No one is Safe Until Everyone is Safe

The cost associated with the development of vaccines necessarily means that African states may have difficulties accessing a COVID-19 vaccine, when it is finally commercialised. However, the highly contagious nature of COVID-19 indicates that vaccine sovereignty for purely commercial interests, is not a feasible option for global public health. The good news is that vaccine development cooperation initiatives like COVAX seek to ensure universal access to, inter alia, COVID-19 vaccines. But while 172 countries have joined this initiative, the absence of the United States puts into jeopardy  calls for equitable access to COVID-19 treatments. 

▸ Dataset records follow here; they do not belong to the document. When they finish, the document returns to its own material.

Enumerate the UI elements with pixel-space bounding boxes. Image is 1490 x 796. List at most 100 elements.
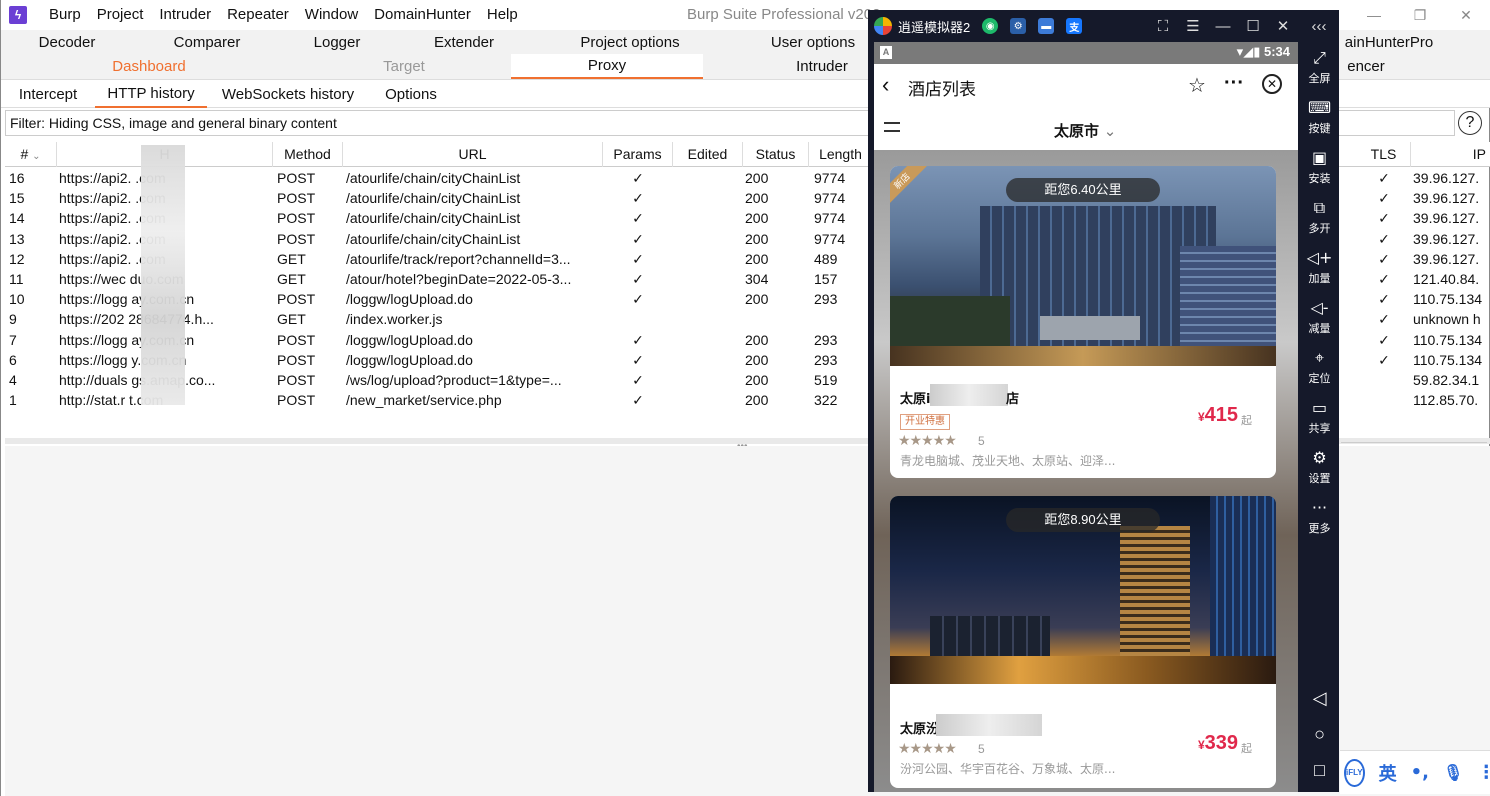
minimize-button[interactable]: — [1351, 0, 1397, 30]
city-selector[interactable]: 太原市 ⌄ [1054, 120, 1116, 141]
col-method[interactable]: Method [273, 142, 343, 167]
settings-button[interactable]: ⚙ 设置 [1300, 448, 1339, 486]
keymap-button[interactable]: ⌨ 按键 [1300, 98, 1339, 136]
menu-window[interactable]: Window [297, 0, 366, 30]
ime-more-icon[interactable]: ⋮ [1477, 762, 1490, 783]
collapse-sidebar-icon[interactable]: ‹‹‹ [1304, 10, 1334, 42]
close-circle-icon[interactable]: ✕ [1262, 74, 1282, 94]
minimize-icon[interactable]: — [1208, 10, 1238, 42]
cell-url: /loggw/logUpload.do [346, 291, 473, 308]
hotel-card[interactable]: 新店 距您6.40公里 太原i 店 开业特惠 ★★★★★ 5 青龙电脑城、茂业天… [890, 166, 1276, 478]
menu-intruder[interactable]: Intruder [151, 0, 219, 30]
col-num[interactable]: # ⌄ [5, 142, 57, 167]
tab-logger[interactable]: Logger [281, 30, 393, 54]
favorite-star-icon[interactable]: ☆ [1188, 73, 1206, 98]
subtab-intercept[interactable]: Intercept [7, 80, 89, 108]
more-dots-icon[interactable]: ··· [1224, 72, 1244, 95]
menu-domainhunter[interactable]: DomainHunter [366, 0, 479, 30]
maximize-icon[interactable]: ☐ [1238, 10, 1268, 42]
gear-icon: ⚙ [1312, 448, 1327, 467]
ime-toolbar: iFLY 英 •, 🎙 ⋮ [1340, 750, 1490, 794]
col-status[interactable]: Status [743, 142, 809, 167]
cell-length [814, 309, 870, 329]
cell-num: 12 [9, 250, 25, 267]
cell-url: /atour/hotel?beginDate=2022-05-3... [346, 271, 572, 287]
cell-ip: 39.96.127. [1413, 190, 1480, 207]
menu-project[interactable]: Project [89, 0, 152, 30]
settings-shortcut-icon[interactable]: ⚙ [1010, 18, 1027, 34]
tab-proxy[interactable]: Proxy [511, 54, 703, 79]
punctuation-icon[interactable]: •, [1411, 762, 1429, 783]
tab-dashboard[interactable]: Dashboard [1, 54, 297, 79]
tab-decoder[interactable]: Decoder [1, 30, 133, 54]
hotel-card[interactable]: 距您8.90公里 太原汾 ★★★★★ 5 汾河公园、华宇百花谷、万象城、太原..… [890, 496, 1276, 788]
cell-status [745, 309, 807, 329]
fullscreen-button[interactable]: ⤢ 全屏 [1300, 48, 1339, 86]
tab-target[interactable]: Target [297, 54, 511, 79]
menu-icon[interactable]: ☰ [1178, 10, 1208, 42]
multi-instance-button[interactable]: ⧉ 多开 [1300, 198, 1339, 236]
divider [1341, 442, 1487, 443]
more-dots-icon: ··· [1311, 498, 1328, 517]
share-button[interactable]: ▭ 共享 [1300, 398, 1339, 436]
tab-project-options[interactable]: Project options [535, 30, 725, 54]
close-button[interactable]: ✕ [1443, 0, 1489, 30]
col-url[interactable]: URL [343, 142, 603, 167]
folder-icon[interactable]: ▬ [1038, 18, 1055, 34]
hamburger-icon[interactable] [884, 122, 900, 132]
close-icon[interactable]: ✕ [1268, 10, 1298, 42]
cell-params: ✓ [632, 351, 644, 368]
ime-lang-toggle[interactable]: 英 [1379, 760, 1397, 786]
status-time: 5:34 [1263, 44, 1290, 59]
install-button[interactable]: ▣ 安装 [1300, 148, 1339, 186]
cell-num: 7 [9, 331, 17, 348]
help-icon[interactable]: ? [1458, 111, 1482, 135]
cell-tls: ✓ [1378, 291, 1390, 308]
alipay-icon[interactable]: 支 [1066, 18, 1083, 34]
cell-ip: 39.96.127. [1413, 170, 1480, 186]
subtab-http-history[interactable]: HTTP history [95, 80, 207, 108]
hotel-area: 青龙电脑城、茂业天地、太原站、迎泽... [900, 454, 1116, 468]
cell-num: 9 [9, 311, 17, 328]
restore-button[interactable]: ❐ [1397, 0, 1443, 30]
back-arrow-icon[interactable]: ‹ [882, 72, 889, 98]
cell-status: 304 [745, 271, 769, 287]
col-tls[interactable]: TLS [1357, 142, 1411, 167]
distance-badge: 距您8.90公里 [1006, 508, 1160, 532]
cell-method: POST [277, 351, 316, 368]
cell-url: /new_market/service.php [346, 392, 502, 409]
tab-sequencer[interactable]: encer [1341, 54, 1391, 79]
cell-tls: ✓ [1378, 170, 1390, 186]
menu-repeater[interactable]: Repeater [219, 0, 297, 30]
screenshot-icon[interactable]: ⛶ [1148, 10, 1178, 42]
col-ip[interactable]: IP [1411, 142, 1490, 167]
cell-url: /loggw/logUpload.do [346, 351, 473, 368]
location-button[interactable]: ⌖ 定位 [1300, 348, 1339, 386]
cell-num: 11 [9, 271, 24, 287]
tab-extender[interactable]: Extender [393, 30, 535, 54]
more-button[interactable]: ··· 更多 [1300, 498, 1339, 536]
ifly-logo-icon[interactable]: iFLY [1344, 758, 1365, 787]
city-bar: 太原市 ⌄ [874, 108, 1298, 150]
android-recents-icon[interactable]: □ [1300, 760, 1339, 781]
app-shortcut-icon[interactable]: ◉ [982, 18, 999, 34]
cell-status: 200 [745, 230, 769, 247]
tab-comparer[interactable]: Comparer [133, 30, 281, 54]
menu-help[interactable]: Help [479, 0, 526, 30]
cell-method: GET [277, 271, 306, 287]
android-back-icon[interactable]: ◁ [1300, 688, 1339, 709]
col-params[interactable]: Params [603, 142, 673, 167]
subtab-options[interactable]: Options [371, 80, 451, 108]
tab-domainhunter-pro[interactable]: ainHunterPro [1339, 30, 1439, 54]
microphone-icon[interactable]: 🎙 [1443, 763, 1463, 782]
menu-burp[interactable]: Burp [41, 0, 89, 30]
volume-down-button[interactable]: ◁- 减量 [1300, 298, 1339, 336]
cell-url: /loggw/logUpload.do [346, 331, 473, 348]
android-home-icon[interactable]: ○ [1300, 724, 1339, 745]
rating-value: 5 [978, 434, 985, 448]
col-edited[interactable]: Edited [673, 142, 743, 167]
cell-params: ✓ [632, 331, 644, 348]
subtab-websockets-history[interactable]: WebSockets history [215, 80, 361, 108]
col-length[interactable]: Length [809, 142, 873, 167]
volume-up-button[interactable]: ◁+ 加量 [1300, 248, 1339, 286]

While African countries (like other countries with limited pharmaceutical production) certainly have a compulsory licensing trump card in their hands, the mechanism for accessing a future COVID-19 vaccine through the WTO may prove to be a deterrent. Unless Members agree otherwise, African states might be better off negotiating directly with the relevant manufacturers and countries either in sub-regional groups or at the continental level for better leverage to secure access to this essential vaccine. That said, given the global interconnectedness and the highly contagious nature of COVID-19, it would be futile for developed countries to secure the vaccine for themselves while imposing high access barriers to developing countries. It is apparent that the only way to control this disease is through a concerted effort that ensures that nobody is left behind.